Reported nonoperative protocols for hip fractures include a 1- to 3-week period of bed rest, followed by early bed-to-chair transfers and ambulation. This treatment protocol has been associated with a 14% to 62% incidence of secondary displacement versus 4.3% for similar fractures treated surgically. Furthermore, the initial period of immobilization is associated with medical complications, including urinary tract infections, thromboembolic events, decubitus ulcers, and pneumonia. Patients with cognitive dysfunction are at increased risk for complications associated with nonoperative treatment (50% mortality and 63% complication). Thus, although conservative management may be considered in high-risk surgical patients, it should be recognized that this option is associated with high rates of subsequent displacement, morbidity, and mortality.
Does Time to Surgery Matter?
Hip fractures in the elderly patient population are associated with an overall mortality rate averaging 30%. Although several studies have demonstrated a direct correlation between surgical timing and patient mortality, it is clear that patient comorbidities must be considered. Bottle and Aylin recently reviewed patients older than 65 years (n = 129,522) and found that a delay in surgery of more than 24 hours was associated with increased inhospital death odds ratio of 1.39 (95% confidence interval [CI], 1.34–1.44). When comorbidities were controlled, the odds ratio fell to 1.27 (95% CI, 1.23–1.32). The investigators concluded that the presence of comorbidities does affect patient treatment, including time to surgery, but delay of surgery increases mortality and therefore should only be delayed secondary to optimization of comorbidities for surgery.

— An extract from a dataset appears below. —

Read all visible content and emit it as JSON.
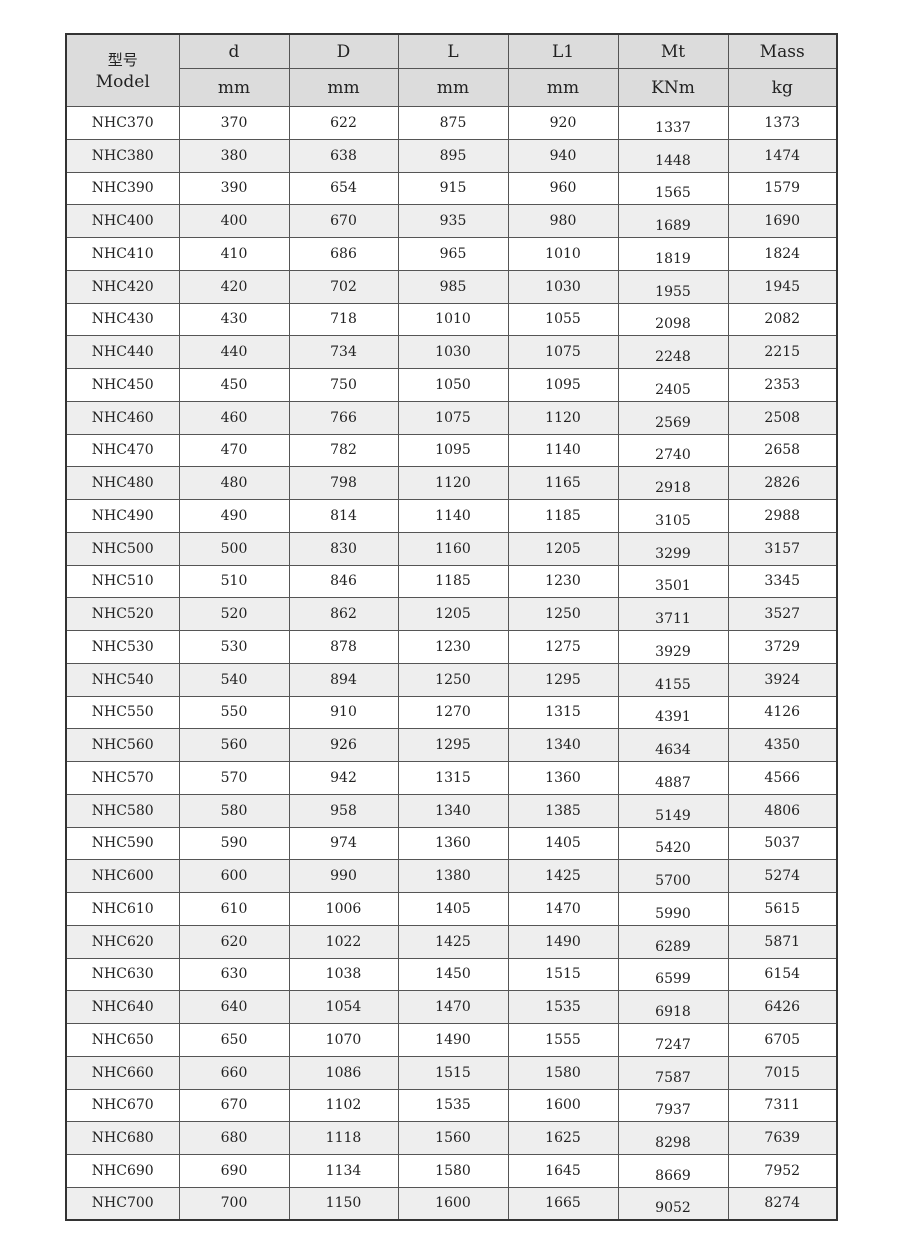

Radcliff and colleagues prospectively analyzed patient outcomes in 5683 American veterans (aged >65 years) with femoral neck fractures and found that preinjury factors included older age, disseminated cancer, cognitive impairment, congestive heart failure, greater functional dependence, and higher ASA (III and IV). When these covariates were controlled, surgical delay more than 4 days was associated with increased 1-month mortality (odds ratio, 1.29; 95% CI, 1.02–1.61) as was the use of general anesthesia (odds ratio, 1.27; 95% CI, 1.15–1.53). They concluded that surgical delay of more than 4 days increased 1-month mortality.
Because surgical timing does seem to affect mortality, recent investigations have attempted to elucidate the optimal timing of surgical intervention in those patients presenting with medical conditions that may benefit from medical intervention before operation. Moran and colleagues prospectively compared mortality rates at 1 month, 3 months, and 1 year among patients who were either fit for surgery or who required preoperative management of medical disease (n = 2660). Patients who were fit for surgery at the time of presentation but experienced surgical delay more than 4 days had increased 90-day (hazard ratio of 2.25; 95% CI, 1.2–4.3) and 1-year (hazard ratio of 2.4; 95% CI, 1.45–3.99) mortality rates. Patients with medical comorbidities requiring treatment had mortality rates 2.5 times higher than the fit cohort. Surgical delay did not influence the nonfit cohort’s mortality rate. These data suggest that patients with treatable medical comorbidities have a significantly higher risk of overall mortality regardless of surgical timing and that priority should be given to optimizing medical management at the cost of surgical delay.
A meta-analysis of 16 prospective and retrospective observational studies demonstrated that surgical delay of more than 48 hours increased the 30-day and 1-year mortality rates by 41% and 32%, respectively. The investigators concluded that for every 1000 patients undergoing delayed surgery versus early surgery, there would be 25 more deaths at 1 month and 49 at 1 year. Although all studies were observational, the sample sizes were high, and their findings were consistent with most large, population-based evaluations that suggest a strong relationship among time to surgery, presence of medical comorbidities, and mortality ( Table 1 ).